Aurelia's composure cracked for a heartbeat, her aura flickering thin and strained. "She vanished, and her mother calls that fine?"
Ling's throat worked. "Lady Lysandra said the clan must not know. That is all." She turned and walked away without space for further questions, and Mei watched her go, the faint tremor in Ling's steps betraying the fear she refused to show.
Silence settled between Mei and Aurelia. Neither moved for a moment. "If the clan realizes she is missing, they will tear apart everything she built."
Aurelia nodded, her voice steady but her eyes too bright. "Then we give them a different truth."
Mei moved with purpose through the servant corridors, her steps soft and her presence shifting into the subtle rhythm of the Whisper Network as servants paused when she passed and disciples straightened instinctively.
She leaned close to one, then another, her voice calm and precise. "Lilithra has entered closed door cultivation. A breakthrough attempt to become a cultivator. She must not be disturbed."
A servant bowed his head. "We'll pass it along." Another murmured, "No one will go near her courtyard."
By nightfall, the estate believed it.
Two of Lilithra's siblings — Talan and Fenril — reacted with thinly veiled satisfaction. Talan lifted a lacquered fan to hide the curl of his mouth. "So the devil child finally shut herself away."
Fenril leaned toward a cousin with a pleased murmur. "About time."

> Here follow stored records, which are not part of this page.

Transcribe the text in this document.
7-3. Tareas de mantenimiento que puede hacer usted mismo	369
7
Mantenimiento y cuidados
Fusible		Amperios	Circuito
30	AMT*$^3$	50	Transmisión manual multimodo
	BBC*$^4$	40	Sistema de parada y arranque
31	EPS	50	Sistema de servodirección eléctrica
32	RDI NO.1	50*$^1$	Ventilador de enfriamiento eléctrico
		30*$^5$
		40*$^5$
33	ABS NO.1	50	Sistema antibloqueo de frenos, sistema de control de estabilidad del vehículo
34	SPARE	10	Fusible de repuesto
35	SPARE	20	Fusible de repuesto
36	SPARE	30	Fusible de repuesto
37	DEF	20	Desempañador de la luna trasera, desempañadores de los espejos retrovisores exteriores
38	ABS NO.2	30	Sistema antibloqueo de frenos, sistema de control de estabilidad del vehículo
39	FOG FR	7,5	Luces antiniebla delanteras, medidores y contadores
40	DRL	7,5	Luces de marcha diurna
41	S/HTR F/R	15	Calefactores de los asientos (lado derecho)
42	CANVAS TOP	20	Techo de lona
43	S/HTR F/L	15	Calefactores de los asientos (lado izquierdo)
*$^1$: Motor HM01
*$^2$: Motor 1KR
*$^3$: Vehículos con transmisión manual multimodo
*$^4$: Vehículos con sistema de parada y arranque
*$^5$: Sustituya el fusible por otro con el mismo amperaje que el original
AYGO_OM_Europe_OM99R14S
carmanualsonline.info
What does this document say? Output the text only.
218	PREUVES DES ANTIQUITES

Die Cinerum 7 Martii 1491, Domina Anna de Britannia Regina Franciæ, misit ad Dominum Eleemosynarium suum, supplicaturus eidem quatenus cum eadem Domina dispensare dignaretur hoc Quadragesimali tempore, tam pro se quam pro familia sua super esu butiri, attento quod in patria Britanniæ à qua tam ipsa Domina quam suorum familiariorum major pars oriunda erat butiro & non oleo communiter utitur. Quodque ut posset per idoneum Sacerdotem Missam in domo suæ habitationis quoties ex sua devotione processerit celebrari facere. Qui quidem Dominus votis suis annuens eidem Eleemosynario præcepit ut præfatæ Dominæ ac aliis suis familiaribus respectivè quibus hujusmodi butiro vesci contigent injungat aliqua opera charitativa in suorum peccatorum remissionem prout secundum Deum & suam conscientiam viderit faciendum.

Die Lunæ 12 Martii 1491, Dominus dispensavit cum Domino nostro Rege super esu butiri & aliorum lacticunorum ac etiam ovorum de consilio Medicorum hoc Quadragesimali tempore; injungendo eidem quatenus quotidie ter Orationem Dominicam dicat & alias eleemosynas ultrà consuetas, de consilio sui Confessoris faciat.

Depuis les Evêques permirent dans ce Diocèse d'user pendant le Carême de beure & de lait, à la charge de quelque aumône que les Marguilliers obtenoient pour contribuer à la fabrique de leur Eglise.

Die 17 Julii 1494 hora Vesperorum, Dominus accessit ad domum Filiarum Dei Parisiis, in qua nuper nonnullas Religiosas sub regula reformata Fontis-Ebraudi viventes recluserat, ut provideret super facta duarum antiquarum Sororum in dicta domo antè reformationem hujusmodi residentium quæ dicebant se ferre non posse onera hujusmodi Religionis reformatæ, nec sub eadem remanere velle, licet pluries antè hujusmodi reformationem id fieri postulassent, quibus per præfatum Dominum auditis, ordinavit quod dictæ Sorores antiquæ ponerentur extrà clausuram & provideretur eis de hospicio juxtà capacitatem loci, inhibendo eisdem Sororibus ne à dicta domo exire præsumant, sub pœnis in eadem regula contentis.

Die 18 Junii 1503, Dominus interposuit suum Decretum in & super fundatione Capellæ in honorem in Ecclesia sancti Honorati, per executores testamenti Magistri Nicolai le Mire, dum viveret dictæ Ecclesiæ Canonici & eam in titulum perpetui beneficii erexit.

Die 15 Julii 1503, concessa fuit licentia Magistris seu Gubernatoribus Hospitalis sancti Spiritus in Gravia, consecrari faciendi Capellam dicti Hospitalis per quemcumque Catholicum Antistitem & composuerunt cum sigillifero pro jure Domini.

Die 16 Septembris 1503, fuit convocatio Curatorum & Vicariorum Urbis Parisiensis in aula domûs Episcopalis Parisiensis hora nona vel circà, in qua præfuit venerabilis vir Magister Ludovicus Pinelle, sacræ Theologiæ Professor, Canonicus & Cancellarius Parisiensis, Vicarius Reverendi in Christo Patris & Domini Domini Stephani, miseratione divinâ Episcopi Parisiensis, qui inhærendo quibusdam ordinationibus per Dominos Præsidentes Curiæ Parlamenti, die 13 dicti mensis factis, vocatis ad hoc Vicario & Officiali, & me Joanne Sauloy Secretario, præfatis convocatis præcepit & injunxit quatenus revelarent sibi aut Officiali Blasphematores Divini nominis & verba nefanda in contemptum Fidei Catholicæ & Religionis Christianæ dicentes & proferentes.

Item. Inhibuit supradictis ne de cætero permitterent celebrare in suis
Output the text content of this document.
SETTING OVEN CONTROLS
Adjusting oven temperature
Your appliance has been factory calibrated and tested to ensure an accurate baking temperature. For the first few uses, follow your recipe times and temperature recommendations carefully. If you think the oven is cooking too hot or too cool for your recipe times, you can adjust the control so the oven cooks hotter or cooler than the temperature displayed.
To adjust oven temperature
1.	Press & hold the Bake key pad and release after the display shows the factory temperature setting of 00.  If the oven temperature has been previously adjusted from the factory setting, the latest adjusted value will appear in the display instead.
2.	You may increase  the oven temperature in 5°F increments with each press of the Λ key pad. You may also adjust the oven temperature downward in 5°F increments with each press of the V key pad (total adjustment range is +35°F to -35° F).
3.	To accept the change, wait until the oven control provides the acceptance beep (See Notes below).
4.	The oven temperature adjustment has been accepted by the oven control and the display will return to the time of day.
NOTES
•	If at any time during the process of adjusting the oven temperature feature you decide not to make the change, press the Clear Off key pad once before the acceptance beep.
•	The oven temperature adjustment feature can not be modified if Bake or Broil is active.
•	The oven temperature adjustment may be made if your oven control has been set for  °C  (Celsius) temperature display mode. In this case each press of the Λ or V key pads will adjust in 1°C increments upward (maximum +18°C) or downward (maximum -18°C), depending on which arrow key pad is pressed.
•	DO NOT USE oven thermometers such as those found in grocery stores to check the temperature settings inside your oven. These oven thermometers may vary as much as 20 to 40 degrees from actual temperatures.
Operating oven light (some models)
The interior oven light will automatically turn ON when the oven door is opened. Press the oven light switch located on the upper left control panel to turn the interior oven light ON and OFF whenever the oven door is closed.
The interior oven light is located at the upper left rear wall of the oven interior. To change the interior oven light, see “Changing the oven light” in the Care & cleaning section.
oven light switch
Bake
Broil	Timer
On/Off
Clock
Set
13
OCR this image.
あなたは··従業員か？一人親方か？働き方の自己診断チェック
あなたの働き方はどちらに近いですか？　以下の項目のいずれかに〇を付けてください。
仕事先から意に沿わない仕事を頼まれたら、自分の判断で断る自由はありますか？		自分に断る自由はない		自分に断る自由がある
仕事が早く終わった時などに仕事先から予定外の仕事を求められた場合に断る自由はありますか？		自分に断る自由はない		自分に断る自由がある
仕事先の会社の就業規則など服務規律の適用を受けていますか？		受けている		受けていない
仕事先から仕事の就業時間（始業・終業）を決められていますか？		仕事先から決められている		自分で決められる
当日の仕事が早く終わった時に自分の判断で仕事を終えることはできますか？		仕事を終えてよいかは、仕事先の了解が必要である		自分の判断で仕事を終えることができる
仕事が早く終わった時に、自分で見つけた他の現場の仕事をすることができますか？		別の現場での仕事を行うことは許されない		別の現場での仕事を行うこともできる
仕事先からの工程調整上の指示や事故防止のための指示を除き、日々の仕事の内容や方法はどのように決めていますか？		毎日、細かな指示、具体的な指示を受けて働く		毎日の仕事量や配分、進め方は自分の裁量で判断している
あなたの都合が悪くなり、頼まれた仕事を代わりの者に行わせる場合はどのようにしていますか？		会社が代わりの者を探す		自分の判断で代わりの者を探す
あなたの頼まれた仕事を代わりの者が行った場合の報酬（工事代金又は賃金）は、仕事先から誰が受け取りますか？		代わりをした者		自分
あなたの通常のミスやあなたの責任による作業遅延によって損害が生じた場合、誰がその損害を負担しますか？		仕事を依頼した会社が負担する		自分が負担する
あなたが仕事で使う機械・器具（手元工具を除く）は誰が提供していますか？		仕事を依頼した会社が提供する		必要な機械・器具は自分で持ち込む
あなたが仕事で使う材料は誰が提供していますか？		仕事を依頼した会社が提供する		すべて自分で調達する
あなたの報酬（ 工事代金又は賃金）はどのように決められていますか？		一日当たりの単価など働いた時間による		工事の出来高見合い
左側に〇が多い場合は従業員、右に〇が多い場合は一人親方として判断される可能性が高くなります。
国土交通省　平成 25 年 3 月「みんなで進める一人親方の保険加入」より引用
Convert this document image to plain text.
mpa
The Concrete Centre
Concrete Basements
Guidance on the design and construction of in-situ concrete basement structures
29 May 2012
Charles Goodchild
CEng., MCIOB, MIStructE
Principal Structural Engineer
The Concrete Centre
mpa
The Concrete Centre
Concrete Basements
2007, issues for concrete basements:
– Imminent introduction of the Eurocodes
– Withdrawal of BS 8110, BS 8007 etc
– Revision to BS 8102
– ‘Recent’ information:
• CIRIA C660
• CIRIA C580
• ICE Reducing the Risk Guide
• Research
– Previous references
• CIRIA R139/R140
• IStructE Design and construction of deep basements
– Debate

Their auras brightened with petty triumph in small flares of confidence that rippled through the courtyard like sparks, and neither noticed the wary glances exchanged by the older retainers nor the quiet tension settling beneath the surface; they were too busy savoring a victory they did not understand.
Among the wives, reactions were quieter but no less revealing.
Lady Ren exhaled softly, shoulders loosening. "Perhaps the household will breathe easier now."
Lady Mirelle touched her wrist in a nervous habit. "Maybe this means peace… even for a little while."
Lady Renata simply nodded, gaze lingering on the empty seat Lilithra had occupied during some of the morning gatherings. "Or it means something is shifting," she said, voice composed but thoughtful.
The courtyard shifted; relief softening some faces, calculation sharpening others, and underneath both the quiet movement of the Whisper Network, shaping every whisper before it was spoken.
Aurelia watched all of them, then returned to her courtyard and closed the door and let her breath shake, her hand pressing to her chest as if trying to hold something in place.
"Where are you," she whispered.
Outside, Mei stood beneath the lantern light with her eyes sharp, already thinking about tomorrow.